Le chœur brisé de l'Opéra de Lyon

Depuis plus de 5 ans, l'Opéra de Lyon se paie le luxe d'avoir deux chœurs. Le premier, qui se réduit aujourd'hui à huit rescapés, est payé pour rester chez lui, tandis que le second est payé, plus cher, pour se produire sur scène. Surcoût financier : environ 2 MF chaque année. Le prochain directeur de L'Opéra de Lyon, Main Durel, aurait exigé que le problème soit réglé d'ici son arrivée. IL est temps en effet d'arrêter les frais et de trouver une issue digne à cette invraisemblable guerre des nerfs.
En épluchant les dossiers en cours de l'Opéra de Lyon, afin de préparer sa prise de fonction de septembre prochain, le futur directeur des lieux a dû bondir de surprises en déconvenues. Car si Alain Durel hérite d'une maison d'excellence sur le plan artistique, il récupère au passage quelques boulets de taille. Ebranlé par la mise en examen de ses actuels dirigeants, messieurs Erlo, Brossmann et Hédouin, l'Opéra voit son prestige entaché de "pratiques répréhensibles". C'est la face visible de l'iceberg depuis qu'un rapport de la chambre régionale des comptes a pointé ces dérives. Mais en profondeur, le navire et ses quelques 300 permanents (plus 900 intermittents environ) est toujours traversé de soubresauts. C'est ainsi qu'un mélodrame se joue en coulisses depuis plus de 5 ans avec pour principaux interprètes les différents chœurs de l'Opéra de Lyon l'ancien et le nouveau. L'Opéra de Lyon est en effet certainement le seul Opéra de France à se payer le luxe d'entretenir deux chœurs.
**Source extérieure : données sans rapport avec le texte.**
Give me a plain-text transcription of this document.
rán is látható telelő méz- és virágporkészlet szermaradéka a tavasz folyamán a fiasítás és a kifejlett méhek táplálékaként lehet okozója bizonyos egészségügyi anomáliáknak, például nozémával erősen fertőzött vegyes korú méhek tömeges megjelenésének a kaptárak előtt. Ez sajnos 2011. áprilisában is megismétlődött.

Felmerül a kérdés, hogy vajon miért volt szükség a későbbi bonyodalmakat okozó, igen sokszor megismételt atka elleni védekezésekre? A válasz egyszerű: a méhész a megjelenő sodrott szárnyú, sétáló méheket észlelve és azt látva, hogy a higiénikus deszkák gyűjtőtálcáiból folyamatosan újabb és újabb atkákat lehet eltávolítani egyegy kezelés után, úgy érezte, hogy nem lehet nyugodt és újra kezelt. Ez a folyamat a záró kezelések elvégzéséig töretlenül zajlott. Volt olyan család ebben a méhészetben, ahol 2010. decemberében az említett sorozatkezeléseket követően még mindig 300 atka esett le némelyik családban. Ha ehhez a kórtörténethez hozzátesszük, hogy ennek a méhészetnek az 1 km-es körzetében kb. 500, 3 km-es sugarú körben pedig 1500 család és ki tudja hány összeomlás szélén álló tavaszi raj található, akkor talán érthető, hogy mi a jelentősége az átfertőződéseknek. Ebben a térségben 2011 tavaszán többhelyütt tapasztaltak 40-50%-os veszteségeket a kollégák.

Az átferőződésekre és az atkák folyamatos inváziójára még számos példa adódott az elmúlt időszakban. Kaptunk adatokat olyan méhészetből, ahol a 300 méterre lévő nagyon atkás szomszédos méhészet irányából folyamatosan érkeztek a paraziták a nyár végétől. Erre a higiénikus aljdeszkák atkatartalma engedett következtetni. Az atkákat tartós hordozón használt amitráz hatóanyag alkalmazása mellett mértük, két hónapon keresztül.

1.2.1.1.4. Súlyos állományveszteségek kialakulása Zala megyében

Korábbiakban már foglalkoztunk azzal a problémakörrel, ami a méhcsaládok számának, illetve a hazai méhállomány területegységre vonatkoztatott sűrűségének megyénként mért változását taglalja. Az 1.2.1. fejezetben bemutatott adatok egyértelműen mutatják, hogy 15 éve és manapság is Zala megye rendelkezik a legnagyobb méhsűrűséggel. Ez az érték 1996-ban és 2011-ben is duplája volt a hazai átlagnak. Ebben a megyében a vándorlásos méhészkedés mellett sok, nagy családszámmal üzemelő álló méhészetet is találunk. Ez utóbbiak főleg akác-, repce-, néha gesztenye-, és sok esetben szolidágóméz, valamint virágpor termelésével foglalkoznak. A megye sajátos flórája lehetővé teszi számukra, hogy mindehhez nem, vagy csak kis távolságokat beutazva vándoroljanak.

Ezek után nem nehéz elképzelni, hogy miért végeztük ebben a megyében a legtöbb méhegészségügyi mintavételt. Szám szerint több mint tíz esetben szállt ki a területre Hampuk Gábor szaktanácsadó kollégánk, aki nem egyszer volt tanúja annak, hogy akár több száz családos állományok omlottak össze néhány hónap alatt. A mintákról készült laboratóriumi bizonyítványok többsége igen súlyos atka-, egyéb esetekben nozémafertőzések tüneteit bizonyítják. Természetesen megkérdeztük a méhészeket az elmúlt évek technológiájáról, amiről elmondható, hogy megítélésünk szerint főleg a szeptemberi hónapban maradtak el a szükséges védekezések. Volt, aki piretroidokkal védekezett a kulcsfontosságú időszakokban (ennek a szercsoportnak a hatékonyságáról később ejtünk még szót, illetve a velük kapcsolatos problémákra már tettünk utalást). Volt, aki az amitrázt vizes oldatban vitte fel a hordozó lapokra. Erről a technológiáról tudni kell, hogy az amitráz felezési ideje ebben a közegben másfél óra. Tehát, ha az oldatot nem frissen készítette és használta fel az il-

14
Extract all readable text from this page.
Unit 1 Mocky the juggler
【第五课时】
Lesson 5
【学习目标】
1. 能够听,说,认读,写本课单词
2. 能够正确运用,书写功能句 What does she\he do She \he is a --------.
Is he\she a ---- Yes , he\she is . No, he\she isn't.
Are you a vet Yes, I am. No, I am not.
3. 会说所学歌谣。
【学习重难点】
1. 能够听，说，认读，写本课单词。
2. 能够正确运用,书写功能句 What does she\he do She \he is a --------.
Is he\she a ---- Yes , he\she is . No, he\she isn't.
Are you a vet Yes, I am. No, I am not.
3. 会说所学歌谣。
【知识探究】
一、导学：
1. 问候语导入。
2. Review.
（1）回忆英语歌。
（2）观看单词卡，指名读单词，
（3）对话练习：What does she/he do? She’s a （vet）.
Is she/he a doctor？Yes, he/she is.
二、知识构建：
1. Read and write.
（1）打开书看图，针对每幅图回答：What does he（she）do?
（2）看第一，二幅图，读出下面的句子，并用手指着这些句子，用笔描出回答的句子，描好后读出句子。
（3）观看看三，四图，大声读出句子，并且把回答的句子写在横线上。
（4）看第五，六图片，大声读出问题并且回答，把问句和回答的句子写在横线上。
Le premier, constitué d'agents contractuels (sous régime de droit public) avec pour certains plus de 20 ans d'ancienneté, est au placard depuis 1992. Les choristes sont payés mais interdits de spectacle. Le second, composé pour l'essentiel de "supplémentaires", et payé 40 % de plus que le précédent, se produit sur scène.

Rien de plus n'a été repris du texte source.